Muhteşem Yüzyıl kısmetimmiş

Filiz Ahmet, ne röportaj vermeyi ne de fotoğraf çektirmeyi seviyor. Hatta kendini bildi bileli sahnede olmasına karşın 'kameraya bile çok zor alıştım' diyor. Fakat, artık böyle şeylere alışması gerektiğinin farkında. Ne de olsa o Muhteşem Yüzyıl'ın kimi zaman Hürrem'i bile gölgede bırakan Nigar Kalfa'sı.

Muhteşem Yüzyıl kısmetimmiş
Abone Ol google-news
Yayınlanma: 05.05.2013 - 07:46

Ona artık en yakınları bile Filiz demiyordur belki. Muhteşem Yüzyıl’ın Nigar Kalfa’sı, genlerinde oyunculuk yatan bir isim. Filiz Ahmet’in, Üsküp’teki Türk tiyatrosunda henüz bebek sayılabilecek yaşta başlayan hikâyesi ilginç dönüm noktaları ve mutlu sonlarla dolu. Elbette dram da var. Ahmet bunların içinde bazılarını konuşmak dahi istemedi. “Okuyanlar ajitasyon yapıyorum sanmasın” diyerek bazılarını yazmamamızı rica etti, ama merak etmeyin hikâyenin geri kalanı da oldukça ilgi çekici. İşte kendi ağzından, Nigar Kalfa, yani Filiz Ahmet’in Üsküp’ten İstanbul’a uzanan hikâyesi.

- Oyuncu olmanız pek tesadüf değil anlaşılan. Ailenizde bu işle ilgili insanlar varmış. Hatta dedeniz Makedonya’da çok ünlü bir tiyatrocuymuş, anneniz de tiyatroda suflörlük yapmış.
- Dedemin kariyeri çok önemliydi tabii, bir de Makedonya-Türk Tiyatrosu’nun kurucularından olduğu için, tiyatroyla çok daha ilgiliydi.
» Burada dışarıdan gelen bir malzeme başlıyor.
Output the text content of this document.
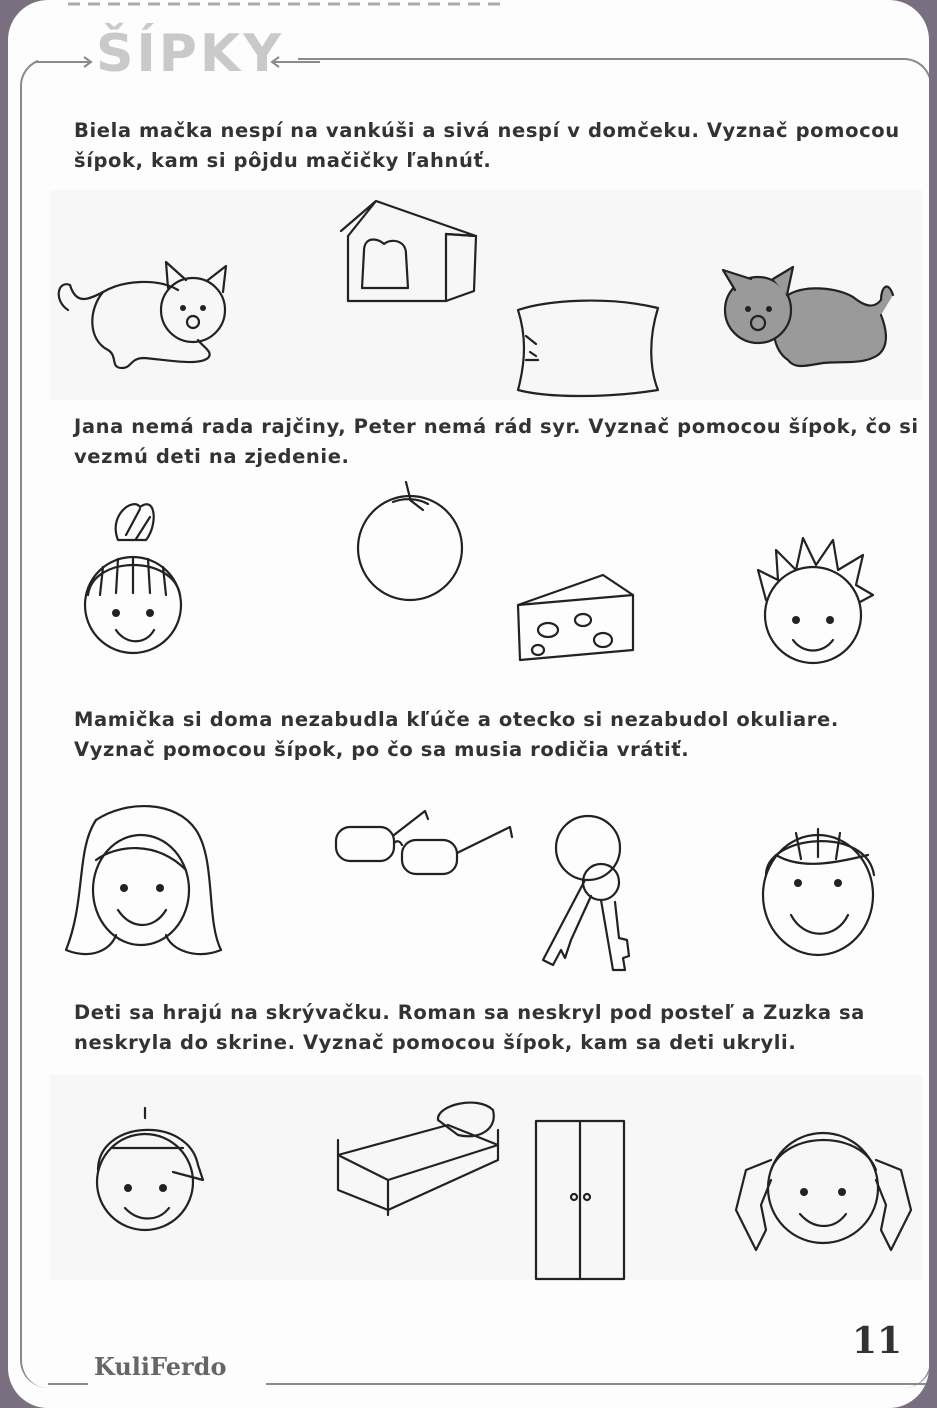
ŠÍPKY
Biela mačka nespí na vankúši a sivá nespí v domčeku. Vyznač pomocou šípok, kam si pôjdu mačičky ľahnúť.
Jana nemá rada rajčiny, Peter nemá rád syr. Vyznač pomocou šípok, čo si vezmú deti na zjedenie.
Mamička si doma nezabudla kľúče a otecko si nezabudol okuliare. Vyznač pomocou šípok, po čo sa musia rodičia vrátiť.
Deti sa hrajú na skrývačku. Roman sa neskryl pod posteľ a Zuzka sa neskryla do skrine. Vyznač pomocou šípok, kam sa deti ukryli.
11
KuliFerdo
Kendimi bildiğimden beri tiyatrodaydım. İlk oyunuma altı yaşında çıktım, sahne tozunu daha o yaşta yuttum diyebilirim. O şekilde tiyatro sevgisi içime işledi. O zamandan beri oyuncu olacağımı biliyordum. Bir de bu tiyatronun önemi, dünyadaki ilk azınlık tiyatrosu olması. Altmışıncı yılımızı doldurduk. O da dedemden kalan bir emanet. Ben de bu misyonu taşımaya gayret ediyorum.
 

- Buraya geldikten sonra tiyatroyla ilgilenmeyi sürdürdünüz mü?
- Bu aralar pek ilgilenemedim ama tabii ki ne olup bittiğini takip ediyorum. Üç senedir buradayım, öncesindeki bir yılda da oyun almamıştım. Sadece eski oyunları oynayıp dönüyordum. Biraz uzak kaldım ve gerçekten çok özledim. İnşallah imkânım olursa yazın tekrar tiyatroda bir şeyler yapmak istiyorum.
 

- Peki tiyatronun misyonu nedir?
- Orada Rumeli Türkleri ve Osmanlılar 550 yıl hüküm sürdüğü için çok Türk kökenli insan vardı. Ancak dünya savaşları sonrası yaşanan büyük göçlerle birlikte, kalanlar da bizim gibi sayılı aileler oldu. Biz de Türk kültürünü yaşatabilmek için bugüne kadar tiyatroyu ayakta tutmaya çalıştık, çabamız da hâlâ sürüyor. Bazen problemler de yaşıyoruz. Şu anda Arnavut Tiyatrosu’yla aynı mekânı kullanıyoruz. Oradan çıkıp kendi tiyatro mekânımızı kurmak istiyoruz. Önce yer vermediler, sonra verdiler, bir yandan maddi sıkıntılar yaşadık. Kısmetse gelecek senenin başında temelleri atacağız.
 

- Sonrasında Elveda Rumeli hayatınızı değiştirdi. Böyle bir rol bekliyor muydunuz?
- Beklemiyordum, Elveda Rumeli’de oynamama sebep olan Ertan Saban’dır. Şu an Türkiye’de oyuncu, aynı zamanda çok yakın arkadaşım. Sık sık beni arayıp, “Türkiye’de böyle bir rol var, seni tavsiye ettim, gel bir görüş” derdi. Benim de kameraya karşı bir çekingenliğim vardı. Sevmiyordum ve hep tiyatroyu bahane ediyordum. Aslında o dönem turneler vardı ve her oyunda oynadığım için öyle bir lüksüm de yoktu. Ancak dizi Üsküp’e geldi. Görüştük, önce “yok” dedim. Sonra dur bi deneyeyim, o buzu bir kırayım dedim. İyi ki de yapmışım. Arkası da geldi.
 

- Dizinin Türkiye’de nasıl bir etki yarattığının farkında mıydınız?
- Pek değildim. Makendonya’da tiyatroya gelenler tanıyordu ama bizde pek ünlüyü görünce heyecanlanmak yoktur. Gerçi şimdilerde insanlar iyice dizi alışkanlığı edindiği için Makedonya’da da bu tip davranışlarla karşılaşmaya başladım. Fakat başta hiç bilmiyordum. Hatta Türkiye’ye geldiğim zaman insanlar yüzüme bakıyordu “Niye bakıyorlar acaba tanıyor muyum” diye düşünüyordum. Sonra dediler ki, “sen burada meşhursun, insanlar seni biliyor.” Artık üç senedir İstanbul’da olduğum için iyice farkındayım.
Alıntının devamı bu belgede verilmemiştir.